Pregnant women are at a higher risk of suffering severe Covid-19, particularly if they are from ethnic minority backgrounds or have pre-existing conditions, global research has found.
The research, led by the University of Birmingham and World Health Organization, found pregnant women are more likely to be admitted to intensive care and need invasive ventilation after contracting coronavirus than non-pregnant women of reproductive age.
Scientists looked at 64,676 pregnant and recently pregnant women (in the postpartum or post-abortion period), and 569,981 non-pregnant women, with Covid-19 across 192 international studies as part of an ongoing review. The research began in April 2020 and follows their first publication last August.
The study also revealed that one in 10 pregnant and recently pregnant women in hospital for any reason had Covid-19. A total of 339 pregnant women (out of 41,664 from 59 studies) died after diagnosis.
Lead author Dr John Allotey, of the University of Birmingham, argued that ‘pregnant women should be considered a high-risk group’ but should ‘also be reassured that the risk to their babies is very low’.
He singled out expectant women with increased maternal age, high body mass index, non-white ethnicity and pre-existing conditions, such as chronic hypertension and diabetes, as particularly at risk of developing severe Covid-19.
The most common Covid-19 symptoms in pregnant women were fever (40%) and cough (41%). However, pregnant women were more likely to be asymptomatic than non-pregnant women.
The overall rates of stillbirth and neonatal death are low in women with suspected or confirmed Covid-19, the review found.
It also included evidence that pregnancy specific conditions, such as pre-eclampsia and gestational diabetes, may be associated with severe Covid-19, but the authors stated that more data was needed.

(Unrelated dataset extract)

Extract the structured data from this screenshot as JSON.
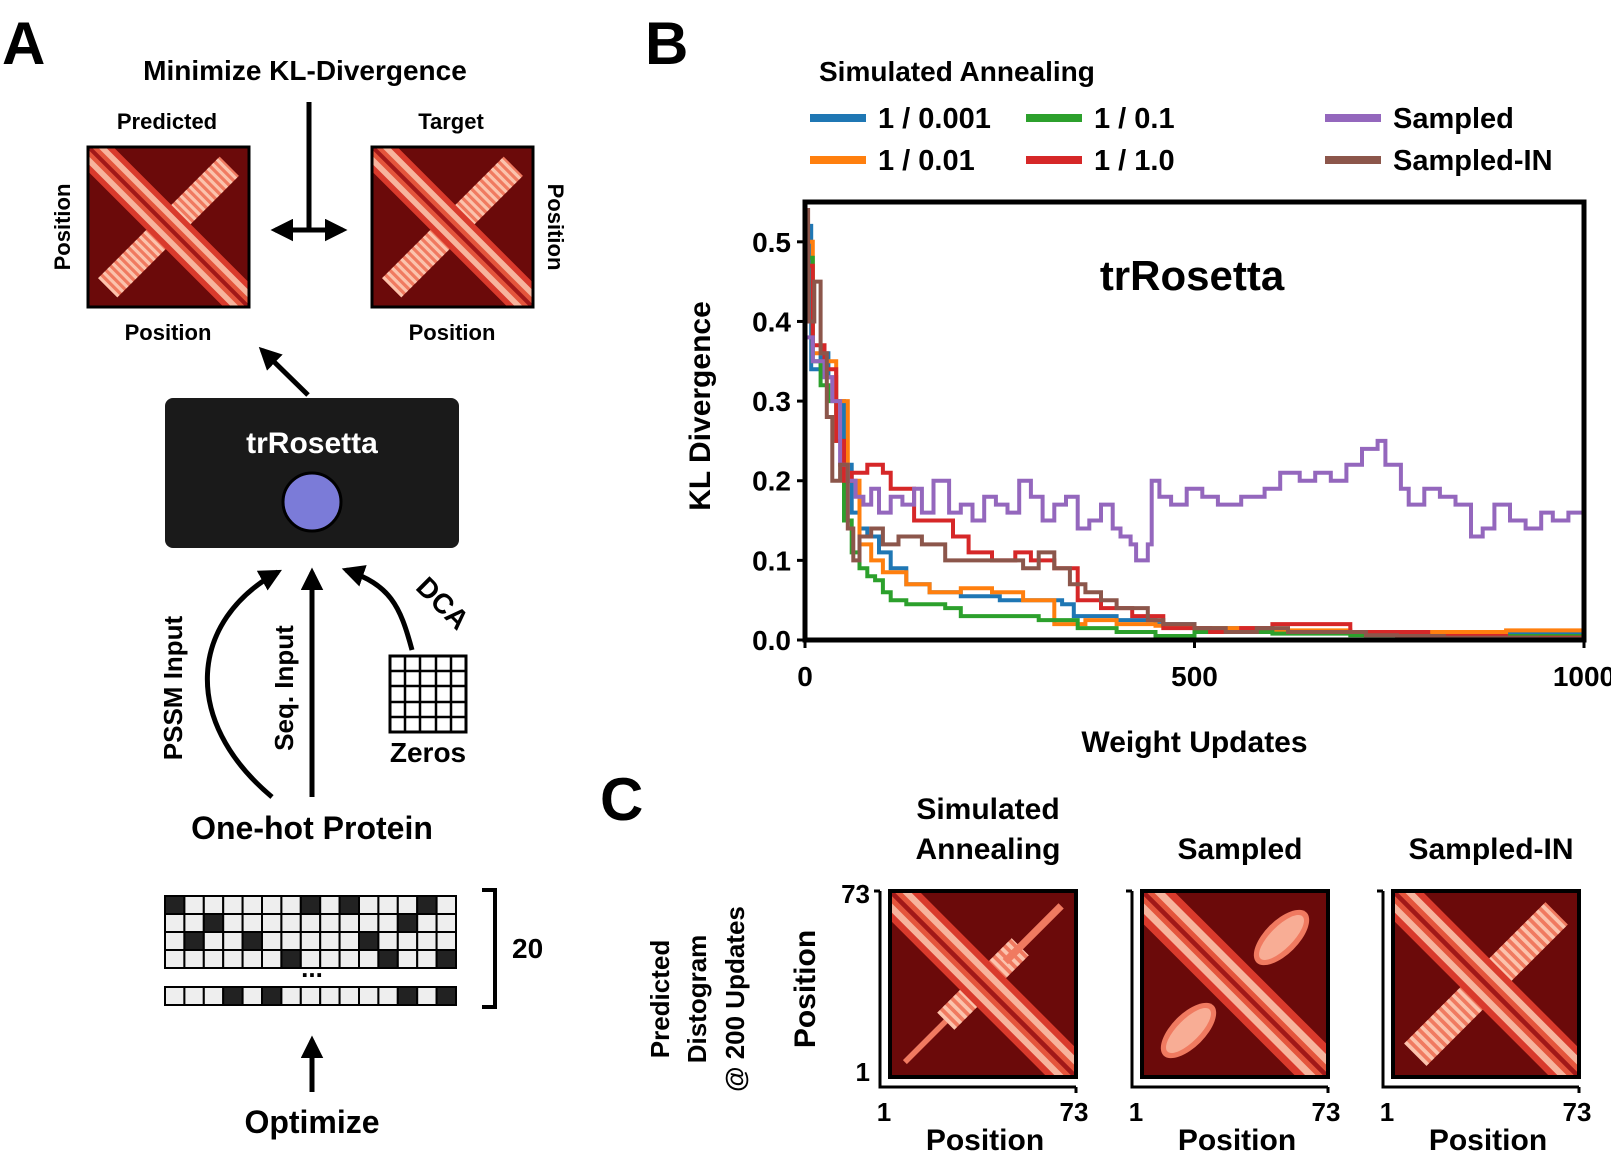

Professor Shakila Thangaratinam, also a study author from the University of Birmingham, said: ‘Pregnant women and healthcare professionals will need to take into account the additional risks faced by pregnant women with Covid-19 in making decisions such as taking-up of vaccines if offered to prevent Covid-19, and plan management in pregnancy.’
Currently, the Joint Committee on Vaccination and Immunisation (JCVI) does not recommend pregnant women get the vaccine –unless their risk of exposure to the virus is high and cannot be avoided, or if underlying conditions place her at a very high risk of complications.
Although there is no evidence of safety concerns or harm to pregnancy, there is ‘insufficient data to recommend routine use of Covid-19 vaccines during pregnancy,’ it said.
The large clinical trials, which showed that Covid-19 vaccines are safe and effective, did not include pregnant women.